We begin with Andress as Caroline, a woman being hunted by an Asian man in short sleeves and neck tie. He corners her in a weird strip joint, not knowing Caroline and the masked stripper are one and the same person until he unmasks her and she guns him down with the pistols mounted on her bra.
As you can tell, this movie's pretty influential, not just on Austin Powers but also on works like The Hunger Games and Battle Royale. The reality TV element becomes important when we see sponsors fighting for the opportunity to have a glamorous hunter like Caroline pitching their products while executing an extravagant kill.
Marcello Mastroianni plays a hunter also named Marcello. He's in the middle of trying to get out of a marriage to a woman named Lidia (Luce Bonifazi) and he has a beautiful young mistress named Olga (Elsa Martinelli). He's in love with neither, he tells Caroline at one point, and he doesn't care about his parents even though he's secretly keeping them alive in spite of a law mandating that the elderly be disposed of. It makes sense that such an emotionally disconnected guy might fall in love for the first time with the woman trying to kill him. Caroline's not much better since we've seen her use her wiles to kill once already.

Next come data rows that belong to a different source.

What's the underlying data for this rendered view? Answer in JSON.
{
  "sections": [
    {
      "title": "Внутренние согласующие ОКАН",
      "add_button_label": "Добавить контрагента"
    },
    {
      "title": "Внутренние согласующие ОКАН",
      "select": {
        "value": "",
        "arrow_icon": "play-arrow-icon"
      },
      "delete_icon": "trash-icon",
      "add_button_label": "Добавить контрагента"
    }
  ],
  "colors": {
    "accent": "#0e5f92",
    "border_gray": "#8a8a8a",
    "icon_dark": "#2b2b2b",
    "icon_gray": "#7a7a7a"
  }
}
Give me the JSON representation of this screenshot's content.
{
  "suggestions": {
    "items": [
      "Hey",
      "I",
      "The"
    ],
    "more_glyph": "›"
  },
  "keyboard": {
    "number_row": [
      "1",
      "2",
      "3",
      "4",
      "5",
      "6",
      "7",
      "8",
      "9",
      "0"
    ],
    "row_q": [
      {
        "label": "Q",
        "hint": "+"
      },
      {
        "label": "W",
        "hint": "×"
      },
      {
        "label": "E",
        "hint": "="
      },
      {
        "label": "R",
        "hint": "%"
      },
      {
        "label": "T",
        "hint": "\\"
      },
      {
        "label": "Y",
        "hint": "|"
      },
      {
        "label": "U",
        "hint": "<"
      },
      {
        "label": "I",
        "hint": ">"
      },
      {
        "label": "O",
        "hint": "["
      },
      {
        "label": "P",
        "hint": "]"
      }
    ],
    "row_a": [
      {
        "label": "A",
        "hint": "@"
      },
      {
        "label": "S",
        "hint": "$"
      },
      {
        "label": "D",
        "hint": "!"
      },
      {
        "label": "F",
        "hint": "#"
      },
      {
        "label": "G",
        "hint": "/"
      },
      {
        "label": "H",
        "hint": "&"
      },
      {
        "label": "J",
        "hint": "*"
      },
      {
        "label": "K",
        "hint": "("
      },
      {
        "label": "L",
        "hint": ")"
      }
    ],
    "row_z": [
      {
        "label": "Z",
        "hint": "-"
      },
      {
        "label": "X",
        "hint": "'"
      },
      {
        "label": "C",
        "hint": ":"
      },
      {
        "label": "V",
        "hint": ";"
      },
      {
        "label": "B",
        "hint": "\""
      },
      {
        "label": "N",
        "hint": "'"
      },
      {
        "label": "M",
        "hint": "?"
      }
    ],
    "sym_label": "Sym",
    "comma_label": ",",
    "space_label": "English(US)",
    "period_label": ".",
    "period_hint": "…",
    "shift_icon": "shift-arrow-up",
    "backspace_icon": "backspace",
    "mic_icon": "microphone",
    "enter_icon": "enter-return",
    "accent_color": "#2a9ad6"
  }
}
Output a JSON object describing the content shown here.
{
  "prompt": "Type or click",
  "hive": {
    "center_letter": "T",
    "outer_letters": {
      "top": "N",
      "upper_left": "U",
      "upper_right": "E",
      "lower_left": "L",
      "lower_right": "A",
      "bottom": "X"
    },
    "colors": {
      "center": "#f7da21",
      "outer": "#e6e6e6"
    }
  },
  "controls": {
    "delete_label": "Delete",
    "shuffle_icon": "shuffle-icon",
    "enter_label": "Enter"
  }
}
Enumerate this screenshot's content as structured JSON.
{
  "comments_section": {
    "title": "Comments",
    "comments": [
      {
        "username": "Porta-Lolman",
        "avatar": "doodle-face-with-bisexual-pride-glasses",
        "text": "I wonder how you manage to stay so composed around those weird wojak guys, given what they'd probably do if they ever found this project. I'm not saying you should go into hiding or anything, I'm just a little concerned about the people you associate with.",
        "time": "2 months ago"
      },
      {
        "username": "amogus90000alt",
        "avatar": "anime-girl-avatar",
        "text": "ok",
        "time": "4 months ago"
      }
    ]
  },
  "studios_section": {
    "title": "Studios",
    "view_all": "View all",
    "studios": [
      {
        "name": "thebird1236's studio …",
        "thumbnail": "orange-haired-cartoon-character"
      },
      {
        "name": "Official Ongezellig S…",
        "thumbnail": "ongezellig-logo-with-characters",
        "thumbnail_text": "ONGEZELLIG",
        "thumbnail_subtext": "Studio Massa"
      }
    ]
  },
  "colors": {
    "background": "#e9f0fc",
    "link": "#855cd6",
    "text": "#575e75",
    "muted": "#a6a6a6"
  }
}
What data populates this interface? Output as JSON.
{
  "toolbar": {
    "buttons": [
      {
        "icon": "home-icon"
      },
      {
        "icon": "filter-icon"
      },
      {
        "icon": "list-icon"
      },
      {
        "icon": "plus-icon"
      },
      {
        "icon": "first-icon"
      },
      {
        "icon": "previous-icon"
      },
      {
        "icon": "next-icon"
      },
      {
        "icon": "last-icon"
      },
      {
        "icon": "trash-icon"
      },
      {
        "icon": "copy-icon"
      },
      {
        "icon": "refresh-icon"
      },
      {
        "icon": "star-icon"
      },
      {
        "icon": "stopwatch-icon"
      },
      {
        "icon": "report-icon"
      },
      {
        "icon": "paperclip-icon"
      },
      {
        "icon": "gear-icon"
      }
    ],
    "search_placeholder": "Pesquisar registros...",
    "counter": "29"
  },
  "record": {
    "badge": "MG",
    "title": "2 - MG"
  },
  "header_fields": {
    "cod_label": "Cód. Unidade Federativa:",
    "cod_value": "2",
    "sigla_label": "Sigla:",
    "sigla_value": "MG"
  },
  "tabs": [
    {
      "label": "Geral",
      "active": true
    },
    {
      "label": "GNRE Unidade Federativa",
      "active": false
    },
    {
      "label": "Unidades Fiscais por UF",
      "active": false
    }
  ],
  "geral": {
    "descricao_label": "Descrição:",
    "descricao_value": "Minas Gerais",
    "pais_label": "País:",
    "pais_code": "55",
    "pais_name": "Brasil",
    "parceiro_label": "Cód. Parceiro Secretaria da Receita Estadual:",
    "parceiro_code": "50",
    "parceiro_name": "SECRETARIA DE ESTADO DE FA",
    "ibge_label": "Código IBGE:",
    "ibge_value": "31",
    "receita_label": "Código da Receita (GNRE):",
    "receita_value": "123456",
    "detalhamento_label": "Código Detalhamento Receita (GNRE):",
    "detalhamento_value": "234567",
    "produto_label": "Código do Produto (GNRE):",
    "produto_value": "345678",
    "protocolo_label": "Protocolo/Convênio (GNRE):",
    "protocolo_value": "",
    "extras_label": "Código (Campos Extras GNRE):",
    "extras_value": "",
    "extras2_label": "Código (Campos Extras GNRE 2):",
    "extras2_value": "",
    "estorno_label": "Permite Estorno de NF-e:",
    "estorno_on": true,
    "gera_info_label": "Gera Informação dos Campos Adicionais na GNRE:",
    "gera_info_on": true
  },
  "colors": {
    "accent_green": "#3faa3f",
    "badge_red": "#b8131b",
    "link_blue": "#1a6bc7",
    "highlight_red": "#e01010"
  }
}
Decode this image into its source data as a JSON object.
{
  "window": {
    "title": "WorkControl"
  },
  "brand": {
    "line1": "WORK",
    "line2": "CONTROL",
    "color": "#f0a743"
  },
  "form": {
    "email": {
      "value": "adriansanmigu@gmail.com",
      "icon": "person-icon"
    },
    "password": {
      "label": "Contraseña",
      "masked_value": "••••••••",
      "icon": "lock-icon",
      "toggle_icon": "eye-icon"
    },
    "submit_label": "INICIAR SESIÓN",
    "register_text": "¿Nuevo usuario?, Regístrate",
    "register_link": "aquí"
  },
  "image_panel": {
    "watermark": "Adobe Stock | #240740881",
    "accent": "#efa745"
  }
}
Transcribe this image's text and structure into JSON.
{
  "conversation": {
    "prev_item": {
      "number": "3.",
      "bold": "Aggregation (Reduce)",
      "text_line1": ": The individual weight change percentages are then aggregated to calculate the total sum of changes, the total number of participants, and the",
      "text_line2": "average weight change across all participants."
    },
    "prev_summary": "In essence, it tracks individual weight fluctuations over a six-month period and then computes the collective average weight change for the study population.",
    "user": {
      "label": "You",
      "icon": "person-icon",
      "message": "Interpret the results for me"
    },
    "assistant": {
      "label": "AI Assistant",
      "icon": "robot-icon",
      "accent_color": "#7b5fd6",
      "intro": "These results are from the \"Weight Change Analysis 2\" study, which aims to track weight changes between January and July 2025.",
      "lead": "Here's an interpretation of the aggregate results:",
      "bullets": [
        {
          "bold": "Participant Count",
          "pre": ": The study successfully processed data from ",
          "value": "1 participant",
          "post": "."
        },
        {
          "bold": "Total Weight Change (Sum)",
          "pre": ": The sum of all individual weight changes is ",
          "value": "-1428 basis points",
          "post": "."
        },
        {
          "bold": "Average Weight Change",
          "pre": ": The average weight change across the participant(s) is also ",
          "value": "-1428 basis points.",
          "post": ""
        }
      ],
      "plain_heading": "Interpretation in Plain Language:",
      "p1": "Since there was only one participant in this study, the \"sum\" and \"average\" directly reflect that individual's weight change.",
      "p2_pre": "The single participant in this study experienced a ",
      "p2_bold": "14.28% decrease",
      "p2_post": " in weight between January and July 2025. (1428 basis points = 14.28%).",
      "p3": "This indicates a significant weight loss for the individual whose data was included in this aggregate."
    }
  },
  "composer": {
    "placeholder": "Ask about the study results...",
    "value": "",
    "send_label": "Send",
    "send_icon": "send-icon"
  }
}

There are all kinds of little details about how people are more callous--like the detail with the parents or the fact that comics are treated as great literature--really, that wouldn't be so shallow except The Phantom is treated like Shakespeare. In one scene that has little relation to the rest of the film, Marcello stops at a beach to preside over a ceremony for people whose religion is organised around the sun.
He's heckled by "moon worshippers" who throw rotten fruit at him--but he has clear plastic partitions around him to shield him and he doesn't seem surprised. He calls the moon worshippers "Neo-realists" and insists to Caroline that his sun religion is an attempt to bring something sincere into society. Thematically, this fits in as a counterpoint to a cut-throat culture but it doesn't make much sense placed with everything else Marcello says and does in the movie.
Ultimately, this is a more laid back flirtation in the new James Bondian spy genre, its conceptual excesses working out to make everything feel strangely casual and groovy. And that's pretty nice--watching Mastroianni and Andress make out is certainly easy on the eyes. The Tenth Victim is available on Amazon Prime.